Quel est ce "principe", cette origine en laquelle tout va commencer ? Un débordement, un jaillissement, un rayonnement. L'amour ne peut rien garder pour soi. Sinon, serait-ce encore de l'amour ? Tout, dans la création, est preuve, signe,sacrement de toute la tendresse d'un coeur qui m'aime. La clarté des étoiles pâlit devant la splendeur lumineuse de ton âme.

Alors laisse tes doigts tracer naïvement les lettres du Nom béni ! Sur la poudreuse virginale des 2 000 : les cristaux y scintilleront comme autant de topazes. Au sein même de sa création, il est une mystérieuse présence du Créateur ! Toute chose en est imprégnée, tel un vêtement d'une essence de lavande. Cette présence est une marée puissante qui monte de toutes parts. Et si nous nagions dans cet océan d'Amour ?

Ah ! Recevoir ces yeux toujours étonnés que rien ne peut blaser, des yeux qui ne se lassent pas de dire :" Comme tout est beau !" Des yeux éblouis qui jettent de la lumière sur les choses, et qui font d'elles l'ostensoir de la Présence. Des yeux qui s'étonnent, interrogent et surtout s'émerveillent ! Ainsi clarifié,ton regard émettra des rayons qui illumineront tous ceux sur qui tu le pose.

La Parole, laisse-là descendre loin dans ton coeur. Ne lis pas trop vite. Ne tourne pas trop vite les pages. Ce n'est ni un roman, ni un journal. Lis de manière paisible, tranquille. Sur un mot, une phrase, sache t'arrêter longuement. La Parole te guérit et te construit. Elle te façonne. Elle te sculpte. Elle te recrée...

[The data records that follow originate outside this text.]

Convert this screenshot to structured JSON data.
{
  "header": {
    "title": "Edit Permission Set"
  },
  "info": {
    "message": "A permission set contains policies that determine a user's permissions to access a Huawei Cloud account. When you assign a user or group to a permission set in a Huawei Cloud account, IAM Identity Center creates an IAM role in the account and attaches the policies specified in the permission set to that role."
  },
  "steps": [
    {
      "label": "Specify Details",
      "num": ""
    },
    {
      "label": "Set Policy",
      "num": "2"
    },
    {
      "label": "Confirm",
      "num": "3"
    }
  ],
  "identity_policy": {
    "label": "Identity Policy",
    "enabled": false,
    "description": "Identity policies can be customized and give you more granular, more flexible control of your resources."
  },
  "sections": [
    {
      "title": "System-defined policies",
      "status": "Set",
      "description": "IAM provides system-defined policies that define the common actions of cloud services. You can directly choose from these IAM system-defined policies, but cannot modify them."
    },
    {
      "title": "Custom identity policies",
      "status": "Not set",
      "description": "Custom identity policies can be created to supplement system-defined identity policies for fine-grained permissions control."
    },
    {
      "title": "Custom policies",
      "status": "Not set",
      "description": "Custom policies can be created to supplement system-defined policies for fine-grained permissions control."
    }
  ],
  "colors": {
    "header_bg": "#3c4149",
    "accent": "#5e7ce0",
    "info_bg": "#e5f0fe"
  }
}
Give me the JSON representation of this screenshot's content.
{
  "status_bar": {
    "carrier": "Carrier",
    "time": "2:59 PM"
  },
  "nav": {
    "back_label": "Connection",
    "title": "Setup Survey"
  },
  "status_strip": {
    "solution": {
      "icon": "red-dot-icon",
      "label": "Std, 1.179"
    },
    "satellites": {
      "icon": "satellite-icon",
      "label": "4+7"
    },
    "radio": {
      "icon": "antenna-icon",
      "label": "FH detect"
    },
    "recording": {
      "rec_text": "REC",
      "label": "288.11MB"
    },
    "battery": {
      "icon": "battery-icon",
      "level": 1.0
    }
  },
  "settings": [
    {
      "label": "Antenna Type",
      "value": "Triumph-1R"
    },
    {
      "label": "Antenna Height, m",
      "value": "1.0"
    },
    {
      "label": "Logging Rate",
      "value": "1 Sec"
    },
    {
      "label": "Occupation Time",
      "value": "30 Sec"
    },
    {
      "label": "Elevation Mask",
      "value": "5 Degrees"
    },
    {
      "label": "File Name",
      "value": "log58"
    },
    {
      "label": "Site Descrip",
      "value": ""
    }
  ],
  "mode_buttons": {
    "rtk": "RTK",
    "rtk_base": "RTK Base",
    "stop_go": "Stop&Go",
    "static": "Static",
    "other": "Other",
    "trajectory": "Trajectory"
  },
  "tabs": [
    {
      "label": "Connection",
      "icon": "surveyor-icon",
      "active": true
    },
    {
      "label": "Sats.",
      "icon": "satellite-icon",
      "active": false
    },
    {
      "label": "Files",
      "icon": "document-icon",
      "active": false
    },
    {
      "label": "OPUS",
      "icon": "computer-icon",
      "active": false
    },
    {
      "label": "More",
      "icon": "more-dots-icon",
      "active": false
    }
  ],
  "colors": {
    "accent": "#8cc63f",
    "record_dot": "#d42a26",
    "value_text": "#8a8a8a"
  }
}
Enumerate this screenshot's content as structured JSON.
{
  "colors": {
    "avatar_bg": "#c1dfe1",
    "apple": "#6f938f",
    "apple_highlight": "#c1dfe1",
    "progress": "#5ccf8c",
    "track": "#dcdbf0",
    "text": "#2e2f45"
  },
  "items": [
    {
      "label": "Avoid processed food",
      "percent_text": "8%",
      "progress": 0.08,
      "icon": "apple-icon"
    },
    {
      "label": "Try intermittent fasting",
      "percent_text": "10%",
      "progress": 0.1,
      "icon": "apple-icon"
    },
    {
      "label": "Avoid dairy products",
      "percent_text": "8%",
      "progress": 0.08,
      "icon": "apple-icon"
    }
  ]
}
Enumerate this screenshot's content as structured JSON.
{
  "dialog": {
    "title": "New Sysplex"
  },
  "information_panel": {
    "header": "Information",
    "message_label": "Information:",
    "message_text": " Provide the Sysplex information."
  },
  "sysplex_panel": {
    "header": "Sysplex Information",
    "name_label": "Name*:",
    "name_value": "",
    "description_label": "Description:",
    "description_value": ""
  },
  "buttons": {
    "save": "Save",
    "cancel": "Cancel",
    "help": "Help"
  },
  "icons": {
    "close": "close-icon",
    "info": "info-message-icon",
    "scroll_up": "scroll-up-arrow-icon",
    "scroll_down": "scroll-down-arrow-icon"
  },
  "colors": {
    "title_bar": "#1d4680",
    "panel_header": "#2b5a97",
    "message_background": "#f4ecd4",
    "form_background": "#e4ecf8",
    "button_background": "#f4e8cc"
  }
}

Nos églises, comme nous devrions les aimer ! Oh ! je voudrais entonner un hymne à la beauté de nos églises. La plupart du temps, nous entrons dans nos églises comme les femmes au tombeau. Le visage penché vers la terre. Nos regards rivés au sol, comment deviner ce visage de lumière qui doucement nous regarde. Des anges pourtant sont là, au seuil de chaque église...

Savoir s'arrêter. Savoir demeurer immobile, de longues minutes. Sans rien faire. Sans même penser peut-être. Simplement en posant son regard sur un parterre de mousse fraîche, une seule perle de rosée...Comme cela nous est difficile, agités, stressés que nous sommes ! Et pourtant, quelle école d'éternité ! Comme l'âme s'y apaise. C'est l'anti-dépresseur numéro un. Chaque diamant de rosée peut me lancer :" Qui me voit, voit le Fils" Pour les yeux, la beauté est la santé.

Ces croix par milliers au sommet des monts et des collines jusque sur des 3000, nous rappellent cette présence du Christ dans une création qu'il a rachetée par son sang. Deux simples poutres ou troncs équarris, croisés l'un sur l'autre, et voilà tout un paysage habité, irradié, sang-ctifié.

Ah ! l'émerveillement ! Ce moment privilégié où nous sommes soudain guéris pou un instant de nous-mêmes et jetés dans une Présence que nous n'avons pas besoin de nommer: qui nous comble en même temps qu'elle nous délivre de nous-mêmes. Me joindre à Lui pour faire chanter les choses nées de ses Mains. Etre poète avec Lui.